CISA published a new guide for university cybersecurity programs that includes resources, guidance and grants to support their work.
students in a computer lab
Students use a cyber clinic. (Google)

The Cybersecurity and Infrastructure Security Agency published a guide on Wednesday to support a growing number of university-run cybersecurity clinics as they build partnerships with small and local organizations and build out their programs.

University cybersecurity clinics at four-year institutions and community colleges train students to strengthen the digital defenses of nonprofits, hospitals, local governments, small businesses and other under-resourced organizations. CISA’s new guide was designed as a one-stop shop for these programs to access resources, guidance and grants to support their work.

“CISA embraces new opportunities to support cybersecurity clinics at higher-education institutions,” the organization wrote in the new guide. “Clinics play an important role in strengthening the cybersecurity posture of small organizations at the local level. They also help address the national cyber workforce gap by training students with diverse backgrounds to enter a career in cybersecurity.”

In the guide, CISA provides higher education institutions with resources on how to protect small businesses, K-12 districts and health care systems from cybersecurity threats. It also has information on the basics of crafting an incident response plan. CISA provides exercises, vulnerability scanning notifications and a list of free commercial services and other cybersecurity tools in the guide.


Among CISA’s intended audience for the new guide is the Consortium of Cybersecurity Clinics, which coordinates across more than a dozen university clinics nationwide. The consortium serves as a forum for clinicians, trainers, students and advocates to share knowledge and expand the reach of cyber clinics.

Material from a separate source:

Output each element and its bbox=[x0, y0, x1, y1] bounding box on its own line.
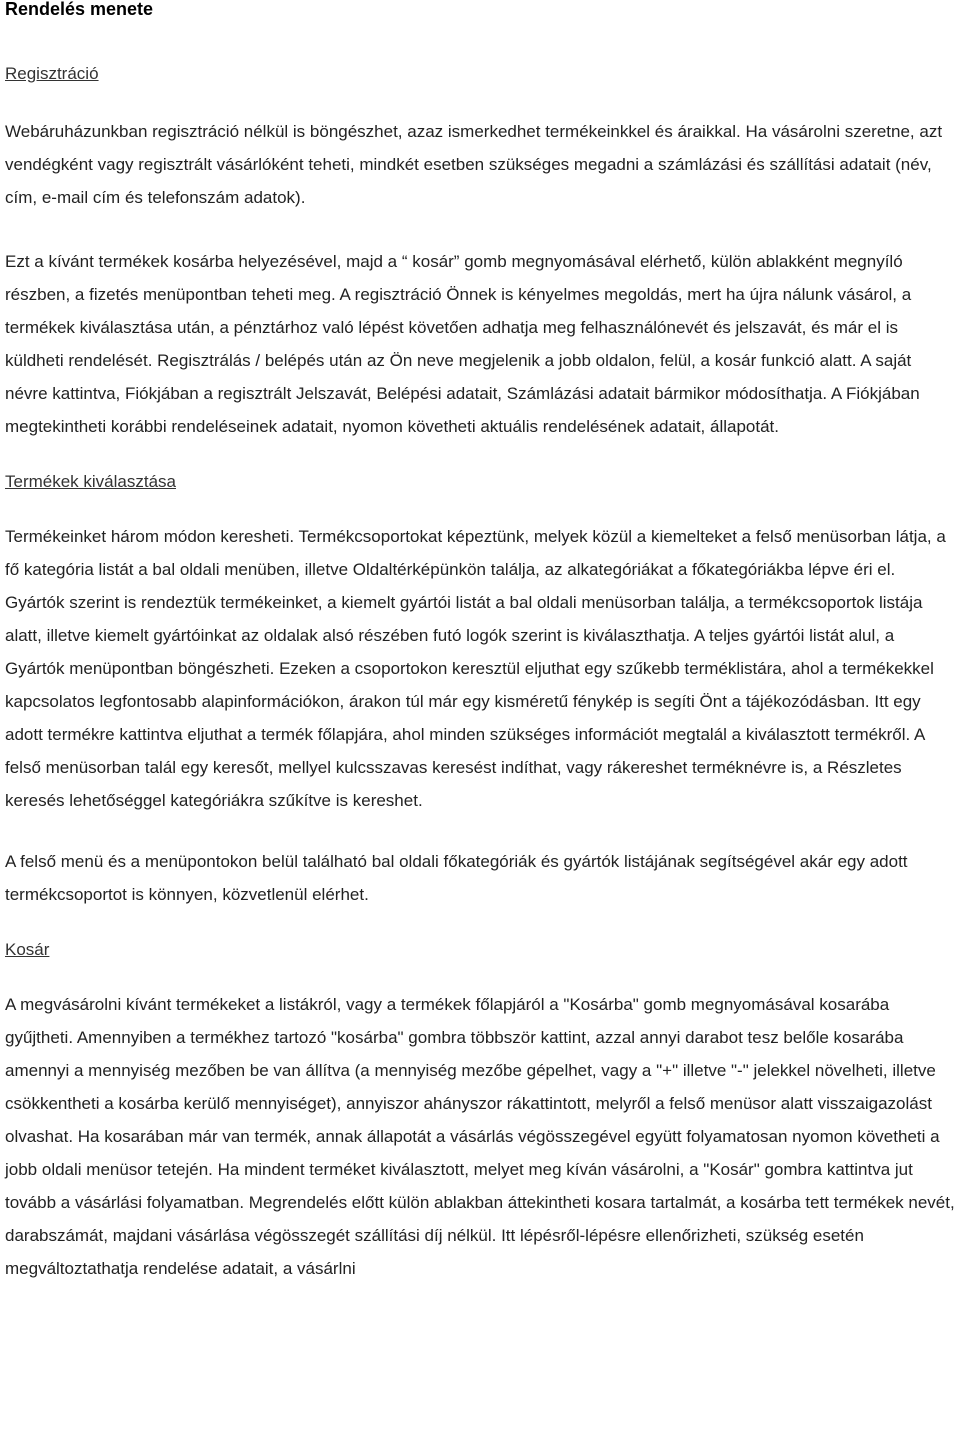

“University, college and community college based cybersecurity clinics are filling an essential gap in cybersecurity defense in their communities,” Ann Cleaveland, consortium co-chair and executive director of the UC Berkeley Center for Long-Term Cybersecurity, said in a press release. “The Consortium and our members are tremendously grateful for CISA’s support for these clinics and their clients around the country. This kind of partnership is critical for advancing cybersecurity for the public good.”